Finns tend to drink a lot of coffee, and they often enjoy it with a sweet wheat bread called pulla. If you like a good smörgåsbord (a Swedish hot and cold buffet), you’ll be happy to discover that Finland has its own version, called the voileipäpöytä. At a voileipäpöytä, you’re likely to find a variety of fish, potatoes, berries, and dairy products, along with rye bread. Another common Finnish dish is makkara (sausage), which is roasted over a fire and eaten with sinappi (mustard). But don’t forget the country’s most unique delicacy—reindeer! The Finns eat reindeer stew, steak, cutlets, meatballs, and even tartare.

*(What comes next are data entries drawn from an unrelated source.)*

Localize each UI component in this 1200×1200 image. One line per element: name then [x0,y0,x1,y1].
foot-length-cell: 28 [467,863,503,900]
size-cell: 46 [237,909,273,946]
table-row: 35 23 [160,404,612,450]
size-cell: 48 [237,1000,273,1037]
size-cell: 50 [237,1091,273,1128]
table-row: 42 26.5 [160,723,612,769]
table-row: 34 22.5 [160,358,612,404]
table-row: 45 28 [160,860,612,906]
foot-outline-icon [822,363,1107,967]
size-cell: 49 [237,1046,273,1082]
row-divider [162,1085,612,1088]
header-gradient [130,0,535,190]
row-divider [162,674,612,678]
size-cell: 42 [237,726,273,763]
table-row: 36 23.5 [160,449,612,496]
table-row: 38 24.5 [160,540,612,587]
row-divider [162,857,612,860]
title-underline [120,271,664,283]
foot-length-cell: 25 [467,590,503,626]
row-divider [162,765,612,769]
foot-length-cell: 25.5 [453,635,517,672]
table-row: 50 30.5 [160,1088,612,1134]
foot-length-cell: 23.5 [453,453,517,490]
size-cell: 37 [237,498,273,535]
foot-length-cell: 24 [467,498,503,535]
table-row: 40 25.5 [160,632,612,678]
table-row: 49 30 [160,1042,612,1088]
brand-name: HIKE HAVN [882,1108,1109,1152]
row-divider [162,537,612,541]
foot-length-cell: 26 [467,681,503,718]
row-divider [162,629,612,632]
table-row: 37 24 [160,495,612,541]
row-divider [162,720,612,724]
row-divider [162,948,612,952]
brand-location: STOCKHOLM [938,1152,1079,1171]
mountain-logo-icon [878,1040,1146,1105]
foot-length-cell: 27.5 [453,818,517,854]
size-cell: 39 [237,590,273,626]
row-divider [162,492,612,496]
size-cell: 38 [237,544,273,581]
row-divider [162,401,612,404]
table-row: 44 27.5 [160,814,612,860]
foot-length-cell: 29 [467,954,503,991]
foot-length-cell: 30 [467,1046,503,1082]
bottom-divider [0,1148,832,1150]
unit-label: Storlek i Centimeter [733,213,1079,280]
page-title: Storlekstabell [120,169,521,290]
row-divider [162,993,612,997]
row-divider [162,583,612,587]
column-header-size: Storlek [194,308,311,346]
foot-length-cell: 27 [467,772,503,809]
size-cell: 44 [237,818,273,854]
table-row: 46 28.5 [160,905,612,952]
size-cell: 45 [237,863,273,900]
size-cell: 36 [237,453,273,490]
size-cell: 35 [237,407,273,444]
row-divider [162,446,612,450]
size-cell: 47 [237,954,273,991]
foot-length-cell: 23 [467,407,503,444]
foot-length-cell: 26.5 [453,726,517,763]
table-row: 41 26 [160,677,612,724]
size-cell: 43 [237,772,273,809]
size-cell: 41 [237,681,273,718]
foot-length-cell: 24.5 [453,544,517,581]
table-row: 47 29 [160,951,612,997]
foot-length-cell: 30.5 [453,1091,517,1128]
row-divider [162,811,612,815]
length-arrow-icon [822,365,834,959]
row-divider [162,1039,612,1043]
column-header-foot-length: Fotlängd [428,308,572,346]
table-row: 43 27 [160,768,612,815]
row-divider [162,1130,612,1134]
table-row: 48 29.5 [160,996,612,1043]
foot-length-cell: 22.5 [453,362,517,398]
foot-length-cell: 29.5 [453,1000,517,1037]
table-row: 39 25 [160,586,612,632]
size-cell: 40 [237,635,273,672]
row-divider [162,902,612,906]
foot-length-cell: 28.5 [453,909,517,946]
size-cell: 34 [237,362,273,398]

Finland has one of the best education systems in the world, so you can expect classes that are both engaging and challenging. You’ll most likely be enrolled in a public high school (lukio) where the year is divided into five or six terms. You’ll study a few subjects intensively each term, including Finnish, Swedish, math, science, psychology, art, music, history, and geography. And don’t be surprised if your Finnish classmates are more direct than what you’re used to; they might even refer to teachers by their first names.
"Life-changing" is hard to describe, yet it’s nearly always the first thing that AFSers say when asked about their experience abroad.
"Transformed" is another one. When you return home, if you’re like most AFSers, you’ll bring with you a sense of accomplishment unlike any other. You’ll have gained maturity and independence, discovered new passions, and feel like you can do anything you set your mind to. That transformation isn’t visible only to you, though - others see it as well. AFSers gain critical skills for college and careers, ranging from language fluency to intercultural competence and critical reasoning. "Life-changing" means it’s only the beginning.
Please Note: Travel date ranges are meant to help with general scheduling and are subject to change; please don’t book any travel based on these dates until you’ve received confirmation from AFS. All programs, prices, and travel dates are subject to change without notice.